Henderson’s Chief Economist Simon Ward talks monetary trends in China and the impact on other economies.
Monetary trends again provided useful signals for forecasters in 2015: The best monetary leading indicator of the economy is the real or inflation-adjusted narrow money supply, defined as currency in circulation plus demand deposits.
Real narrow money was growing solidly in the Eurozone at end-2014 but was stagnant in China. This signalled that worries about a Eurozone recession were unfounded, while the Chinese economy would slow sharply.
US real money growth was strong at the start of 2015 but fell steadily. This warned that the economy would lose momentum during the second half, casting doubt on expectations that the Fed would hike rates by the autumn.
Policy Impact
The biggest change during 2015 was in China, where policy easing resulted in real narrow money recovering in the spring and surging later in the year. Allowing for a typical nine-month lag between real money and the economy, the suggestion is that Chinese growth will rebound powerfully from early 2016.
Markets are fretting about the pace of Fed policy tightening. US real money growth, however, was weak in late 2015, though was regaining momentum. This may indicate that US economic expansion will remain sluggish during the first half of 2016, allowing the Fed to go slow on rate rises.
Important Support für Emerging Economies
Eurozone real money continued to grow strongly in late 2015. GDP is likely to have risen by about 1.5 per cent in the year to the fourth quarter, representing above-trend expansion – the IMF, for example, estimates trend at 1.0 per cent per annum in 2015-16. Current monetary readings suggest a similar or faster GDP increase during 2016.
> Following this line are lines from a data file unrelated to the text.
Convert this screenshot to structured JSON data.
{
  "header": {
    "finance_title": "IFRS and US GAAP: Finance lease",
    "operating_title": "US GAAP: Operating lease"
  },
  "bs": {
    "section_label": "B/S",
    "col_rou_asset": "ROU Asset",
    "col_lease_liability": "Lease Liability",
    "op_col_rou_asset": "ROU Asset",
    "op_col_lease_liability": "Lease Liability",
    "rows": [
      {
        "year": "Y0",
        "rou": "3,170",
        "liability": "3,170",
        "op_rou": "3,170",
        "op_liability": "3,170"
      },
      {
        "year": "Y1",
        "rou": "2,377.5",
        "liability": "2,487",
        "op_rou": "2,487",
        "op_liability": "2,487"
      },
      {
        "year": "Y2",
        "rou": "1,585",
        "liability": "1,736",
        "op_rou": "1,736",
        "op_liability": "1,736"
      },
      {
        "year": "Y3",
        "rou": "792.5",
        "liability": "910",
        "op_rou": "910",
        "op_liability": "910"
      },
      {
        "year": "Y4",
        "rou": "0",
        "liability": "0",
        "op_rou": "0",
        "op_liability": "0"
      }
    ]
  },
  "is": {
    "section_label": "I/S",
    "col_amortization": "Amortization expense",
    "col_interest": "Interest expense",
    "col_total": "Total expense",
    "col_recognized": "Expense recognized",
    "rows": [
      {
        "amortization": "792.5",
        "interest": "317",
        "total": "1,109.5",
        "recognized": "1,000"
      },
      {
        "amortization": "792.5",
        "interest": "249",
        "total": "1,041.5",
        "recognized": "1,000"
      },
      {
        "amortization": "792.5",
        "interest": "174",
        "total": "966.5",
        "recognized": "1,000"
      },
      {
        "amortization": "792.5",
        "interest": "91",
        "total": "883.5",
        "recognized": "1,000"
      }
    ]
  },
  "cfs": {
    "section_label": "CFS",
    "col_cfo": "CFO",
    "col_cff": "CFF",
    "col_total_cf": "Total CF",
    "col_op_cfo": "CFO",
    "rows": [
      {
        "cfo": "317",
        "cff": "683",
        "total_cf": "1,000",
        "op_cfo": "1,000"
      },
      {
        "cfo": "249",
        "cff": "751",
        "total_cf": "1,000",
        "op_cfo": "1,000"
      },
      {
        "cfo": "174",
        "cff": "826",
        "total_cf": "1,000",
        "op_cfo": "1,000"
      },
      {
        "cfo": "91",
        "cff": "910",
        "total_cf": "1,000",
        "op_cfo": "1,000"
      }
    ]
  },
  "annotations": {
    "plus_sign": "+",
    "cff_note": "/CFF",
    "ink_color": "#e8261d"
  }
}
A recovery in Chinese growth would provide important support for other emerging economies. Real narrow money, moreover, is rising solidly in most of these economies, although Brazil and Russia are exceptions. Aggregate real money growth in the ‘E7’ large emerging economies moved above the level in the G7 developed countries in late 2015, having been mostly lower since 2011.
Historically, emerging market equities have tended to outperform developed markets when the E7 / G7 real money growth gap has been positive.
What Could Go Wrong?
One risk is that even modest Fed tightening will cause US narrow money to slow further, implying a weak US economy later in 2016. Another is that inflation makes a come-back. Global ‘core’ consumer price inflation (i.e. excluding food and energy) rose to a seven-year high in late 2015. Headline inflation could rebound surprisingly sharply if a Chinese economic recovery lifts commodity prices.
Global real money growth was solid at end-2015 and above output expansion, suggesting that ‘excess’ liquidity is available to support markets. This argues for entering 2016 with an optimistic bias, but investors should keep a wary eye on US monetary trends and be alert for a possible inflation scare.